25/2/11

El buey y el estúpido (un oxímoron)


Se fue metiendo sin pedir permiso. Como el reuma que va acariciando los huesos hasta que un día los comienza a acogotar, o un virus que pasa desapercibido hasta que la cadena de estornudos te despierta en una sala de urgencias. Se inmiscuye, como la vecina mirona que baja las persianas dejando rendijas a través de las cuales poder observarte sin ser ella observada. Entrometida o invitada de cartón piedra papel marché no se quita de encima como una mancha solar adherida a la capa más externa de la piel. Comienza como una sensación que pasa todos los niveles del escozor hasta volverse un rascarse obsesivo compulsivo que no sirve para nada porque no te la podés sacar de encima.
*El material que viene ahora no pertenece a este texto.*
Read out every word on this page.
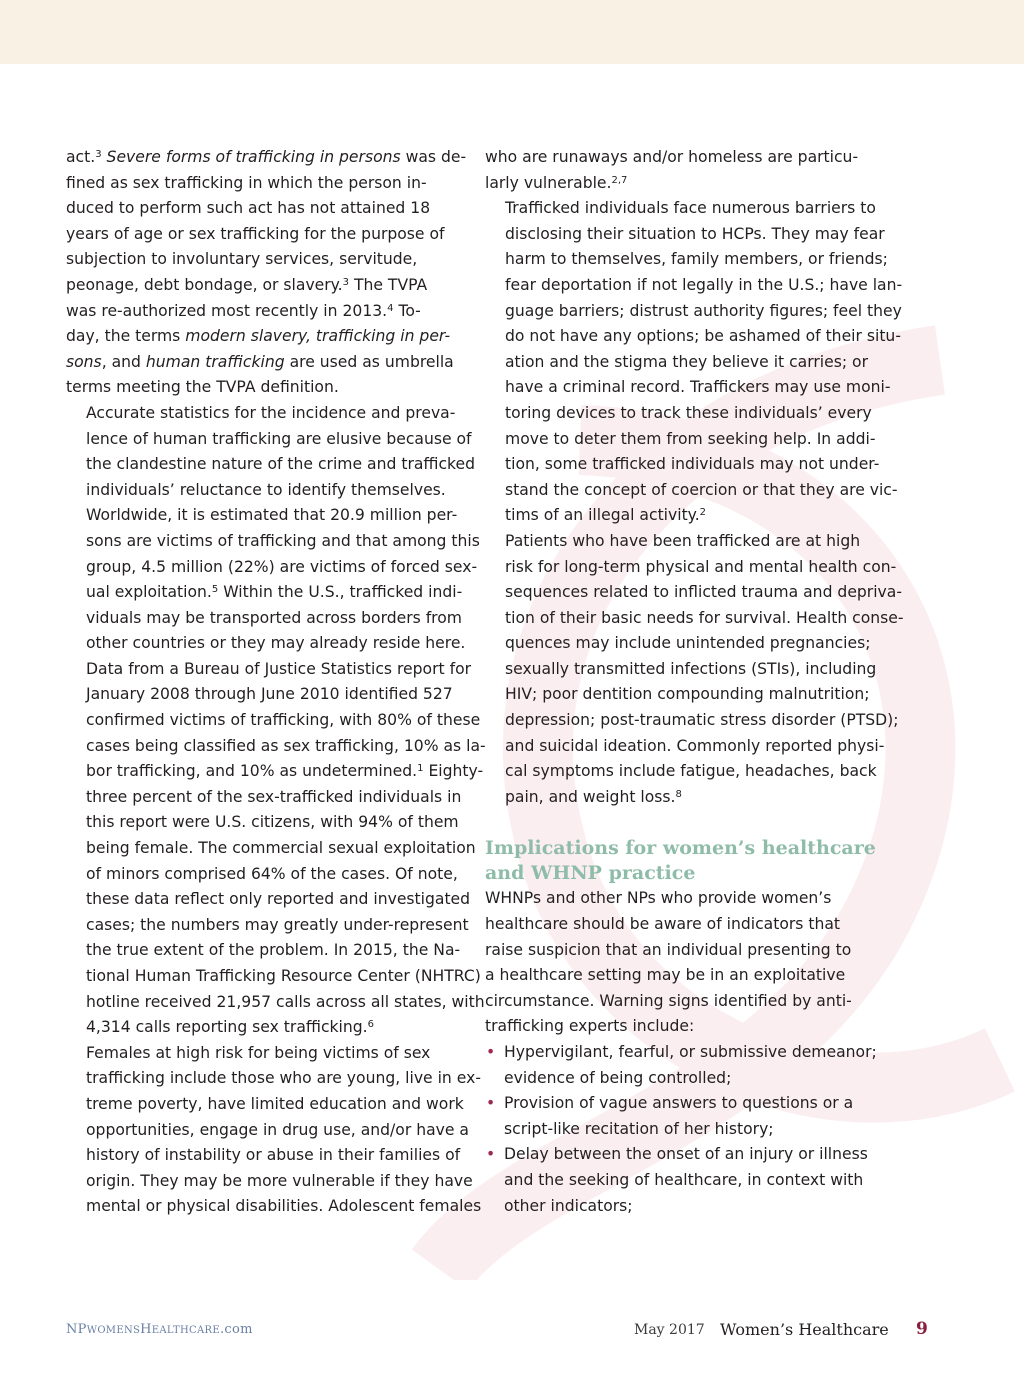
act.$^3$ Severe forms of trafficking in persons was de-
fined as sex trafficking in which the person in-
duced to perform such act has not attained 18
years of age or sex trafficking for the purpose of
subjection to involuntary services, servitude,
peonage, debt bondage, or slavery.$^3$ The TVPA
was re-authorized most recently in 2013.$^4$ To-
day, the terms modern slavery, trafficking in per-
sons, and human trafficking are used as umbrella
terms meeting the TVPA definition.

Accurate statistics for the incidence and preva-
lence of human trafficking are elusive because of
the clandestine nature of the crime and trafficked
individuals’ reluctance to identify themselves.
Worldwide, it is estimated that 20.9 million per-
sons are victims of trafficking and that among this
group, 4.5 million (22%) are victims of forced sex-
ual exploitation.$^5$ Within the U.S., trafficked indi-
viduals may be transported across borders from
other countries or they may already reside here.
Data from a Bureau of Justice Statistics report for
January 2008 through June 2010 identified 527
confirmed victims of trafficking, with 80% of these
cases being classified as sex trafficking, 10% as la-
bor trafficking, and 10% as undetermined.$^1$ Eighty-
three percent of the sex-trafficked individuals in
this report were U.S. citizens, with 94% of them
being female. The commercial sexual exploitation
of minors comprised 64% of the cases. Of note,
these data reflect only reported and investigated
cases; the numbers may greatly under-represent
the true extent of the problem. In 2015, the Na-
tional Human Trafficking Resource Center (NHTRC)
hotline received 21,957 calls across all states, with
4,314 calls reporting sex trafficking.$^6$

Females at high risk for being victims of sex
trafficking include those who are young, live in ex-
treme poverty, have limited education and work
opportunities, engage in drug use, and/or have a
history of instability or abuse in their families of
origin. They may be more vulnerable if they have
mental or physical disabilities. Adolescent females

who are runaways and/or homeless are particu-
larly vulnerable.$^{2,7}$

Trafficked individuals face numerous barriers to
disclosing their situation to HCPs. They may fear
harm to themselves, family members, or friends;
fear deportation if not legally in the U.S.; have lan-
guage barriers; distrust authority figures; feel they
do not have any options; be ashamed of their situ-
ation and the stigma they believe it carries; or
have a criminal record. Traffickers may use moni-
toring devices to track these individuals’ every
move to deter them from seeking help. In addi-
tion, some trafficked individuals may not under-
stand the concept of coercion or that they are vic-
tims of an illegal activity.$^2$

Patients who have been trafficked are at high
risk for long-term physical and mental health con-
sequences related to inflicted trauma and depriva-
tion of their basic needs for survival. Health conse-
quences may include unintended pregnancies;
sexually transmitted infections (STIs), including
HIV; poor dentition compounding malnutrition;
depression; post-traumatic stress disorder (PTSD);
and suicidal ideation. Commonly reported physi-
cal symptoms include fatigue, headaches, back
pain, and weight loss.$^8$

Implications for women’s healthcare
and WHNP practice

WHNPs and other NPs who provide women’s
healthcare should be aware of indicators that
raise suspicion that an individual presenting to
a healthcare setting may be in an exploitative
circumstance. Warning signs identified by anti-
trafficking experts include:

• Hypervigilant, fearful, or submissive demeanor;
evidence of being controlled;
• Provision of vague answers to questions or a
script-like recitation of her history;
• Delay between the onset of an injury or illness
and the seeking of healthcare, in context with
other indicators;
NPWOMENSHEALTHCARE.com	May 2017 Women’s Healthcare 9
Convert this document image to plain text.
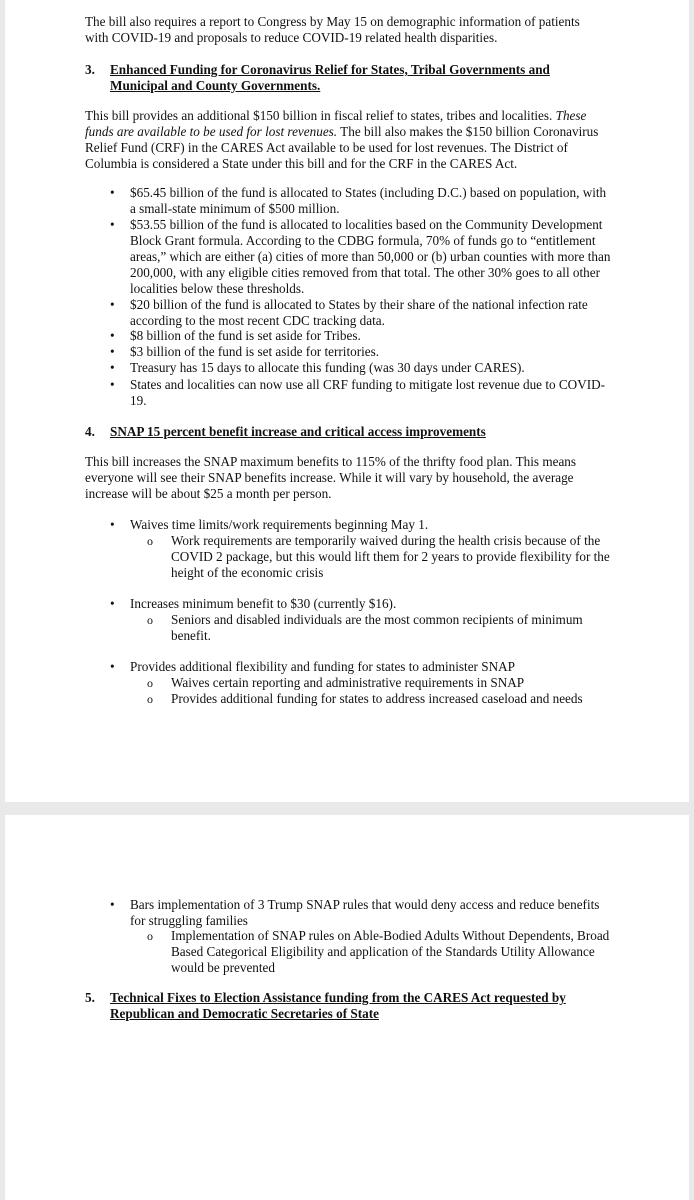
The bill also requires a report to Congress by May 15 on demographic information of patients with COVID-19 and proposals to reduce COVID-19 related health disparities.

3. Enhanced Funding for Coronavirus Relief for States, Tribal Governments and Municipal and County Governments.

This bill provides an additional $150 billion in fiscal relief to states, tribes and localities. These funds are available to be used for lost revenues. The bill also makes the $150 billion Coronavirus Relief Fund (CRF) in the CARES Act available to be used for lost revenues. The District of Columbia is considered a State under this bill and for the CRF in the CARES Act.

• $65.45 billion of the fund is allocated to States (including D.C.) based on population, with a small-state minimum of $500 million.
• $53.55 billion of the fund is allocated to localities based on the Community Development Block Grant formula. According to the CDBG formula, 70% of funds go to “entitlement areas,” which are either (a) cities of more than 50,000 or (b) urban counties with more than 200,000, with any eligible cities removed from that total. The other 30% goes to all other localities below these thresholds.
• $20 billion of the fund is allocated to States by their share of the national infection rate according to the most recent CDC tracking data.
• $8 billion of the fund is set aside for Tribes.
• $3 billion of the fund is set aside for territories.
• Treasury has 15 days to allocate this funding (was 30 days under CARES).
• States and localities can now use all CRF funding to mitigate lost revenue due to COVID-19.
4. SNAP 15 percent benefit increase and critical access improvements

This bill increases the SNAP maximum benefits to 115% of the thrifty food plan. This means everyone will see their SNAP benefits increase. While it will vary by household, the average increase will be about $25 a month per person.

• Waives time limits/work requirements beginning May 1.
o Work requirements are temporarily waived during the health crisis because of the COVID 2 package, but this would lift them for 2 years to provide flexibility for the height of the economic crisis
• Increases minimum benefit to $30 (currently $16).
o Seniors and disabled individuals are the most common recipients of minimum benefit.
• Provides additional flexibility and funding for states to administer SNAP
o Waives certain reporting and administrative requirements in SNAP
o Provides additional funding for states to address increased caseload and needs
• Bars implementation of 3 Trump SNAP rules that would deny access and reduce benefits for struggling families
o Implementation of SNAP rules on Able-Bodied Adults Without Dependents, Broad Based Categorical Eligibility and application of the Standards Utility Allowance would be prevented
5. Technical Fixes to Election Assistance funding from the CARES Act requested by Republican and Democratic Secretaries of State
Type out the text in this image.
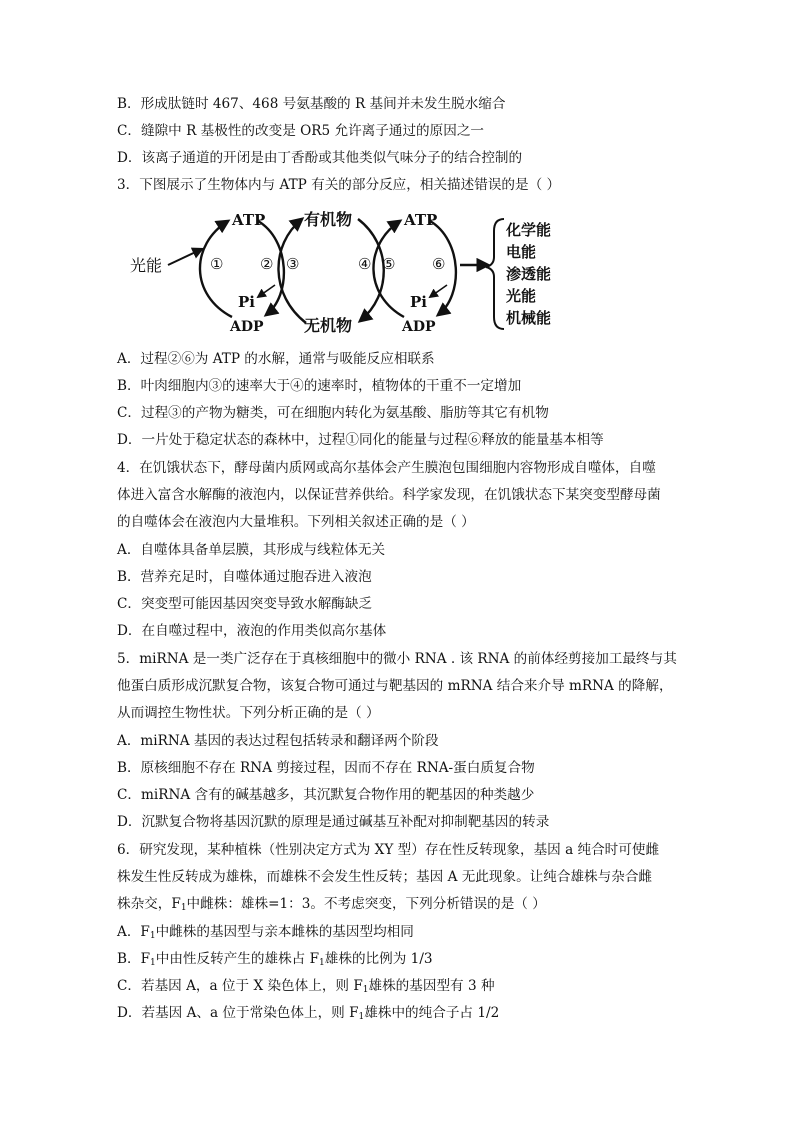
B．形成肽链时 467、468 号氨基酸的 R 基间并未发生脱水缩合
C．缝隙中 R 基极性的改变是 OR5 允许离子通过的原因之一
D．该离子通道的开闭是由丁香酚或其他类似气味分子的结合控制的
3．下图展示了生物体内与 ATP 有关的部分反应，相关描述错误的是（ ）
光能
ATP
Pi
ADP
① ②
有机物
无机物
③	④
ATP
Pi
ADP
⑤ ⑥
化学能
电能
渗透能
光能
机械能
A．过程②⑥为 ATP 的水解，通常与吸能反应相联系
B．叶肉细胞内③的速率大于④的速率时，植物体的干重不一定增加
C．过程③的产物为糖类，可在细胞内转化为氨基酸、脂肪等其它有机物
D．一片处于稳定状态的森林中，过程①同化的能量与过程⑥释放的能量基本相等
4．在饥饿状态下，酵母菌内质网或高尔基体会产生膜泡包围细胞内容物形成自噬体，自噬
体进入富含水解酶的液泡内，以保证营养供给。科学家发现，在饥饿状态下某突变型酵母菌
的自噬体会在液泡内大量堆积。下列相关叙述正确的是（ ）
A．自噬体具备单层膜，其形成与线粒体无关
B．营养充足时，自噬体通过胞吞进入液泡
C．突变型可能因基因突变导致水解酶缺乏
D．在自噬过程中，液泡的作用类似高尔基体
5．miRNA 是一类广泛存在于真核细胞中的微小 RNA . 该 RNA 的前体经剪接加工最终与其
他蛋白质形成沉默复合物，该复合物可通过与靶基因的 mRNA 结合来介导 mRNA 的降解，
从而调控生物性状。下列分析正确的是（ ）
A．miRNA 基因的表达过程包括转录和翻译两个阶段
B．原核细胞不存在 RNA 剪接过程，因而不存在 RNA-蛋白质复合物
C．miRNA 含有的碱基越多，其沉默复合物作用的靶基因的种类越少
D．沉默复合物将基因沉默的原理是通过碱基互补配对抑制靶基因的转录
6．研究发现，某种植株（性别决定方式为 XY 型）存在性反转现象，基因 a 纯合时可使雌
株发生性反转成为雄株，而雄株不会发生性反转；基因 A 无此现象。让纯合雄株与杂合雌
株杂交，$F_1$中雌株：雄株=1：3。不考虑突变，下列分析错误的是（ ）
A．$F_1$中雌株的基因型与亲本雌株的基因型均相同
B．$F_1$中由性反转产生的雄株占 $F_1$雄株的比例为 1/3
C．若基因 A，a 位于 X 染色体上，则 $F_1$雄株的基因型有 3 种
D．若基因 A、a 位于常染色体上，则 $F_1$雄株中的纯合子占 1/2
La vida real si querés ponerle nombre. Una cosa así de pomposa y aristocrática que no puede nombrarse con menos de tres palabras. Te entumece y te hace temblar la mano como en un estado catastrófico de Parkinson, la mano no puede controlar la birome, la pluma de ganso, el lápiz, todo se escapa sintiendo el peso de los ojos múltiples y no necesariamente en número par no ya que se posan sobre cada movimiento, sino sobre cada uno de los posibles devenires de tu piel, tus huesos, y tu espíritu. Sin dialéctica, sin historia, una cámara que congela tu ser y estar por el simple hecho de no dejarte pisada, por no dar puntada sin hilo. No valen pucheros para la vil que ha dejado la sensibilidad perdida en los vestidores de la historia, esa vieja puta que se ríe histéricamente porque ya no encuentra pañuelos con los que enjuagarse las lágrimas.
Es la misma que se convierte en panóptico, ese ojo de aguja por el que va a pasar el camello, y por el que van a pasar tus días casi sin que te enteres, como quien cose cantando. Ese ojo que esconde un aguijón puñal que se celebra a sí mismo perforando los intersticios de tu epidermis.
Y entonces algo previstamente inesperado. Todo se detiene y una experiencia lumínica peor que la luz, donde de tanto ver no se puede ver nada y donde todos los gatos son blancos. Como extirpado de mí mismo, un apéndice del yo que me abandona o yo que me abandono a mí mismo y desaparezco atrás de una cortina de hierro que baja como una guillotina aséptica que susurra sibilante con su ir y venir. Yo dejando caer el mazo no para hacer filosofía a martillazos sino para hacer saltar por los aires otra vez la hoja que libre tendrá su caída, eligiendo haciendo como que no dónde caer.
Busco salir y encontrarte en algún punto donde no nos reconozcamos para no ser identificados, una búsqueda del grial que sirve el vino de la vida en los pronombres salinos. Pero todo se hunde arrastrado por las cadenas que esclavizan nuestra existencia y nos condenan a trabajos forzados cosechando el algodón para nuestra mortaja en los infinitos campos donde la música es a ritmo de gatillos desaforados que no buscan imponer ninguna verdad sino sólo herir primero para herir mejor. Y así termino, con el ojo amoratado y con las manos maniatadas como al principio, sin poder haberte dicho en lo más mínimo lo que mis labios repiten como un rayo que no cesa.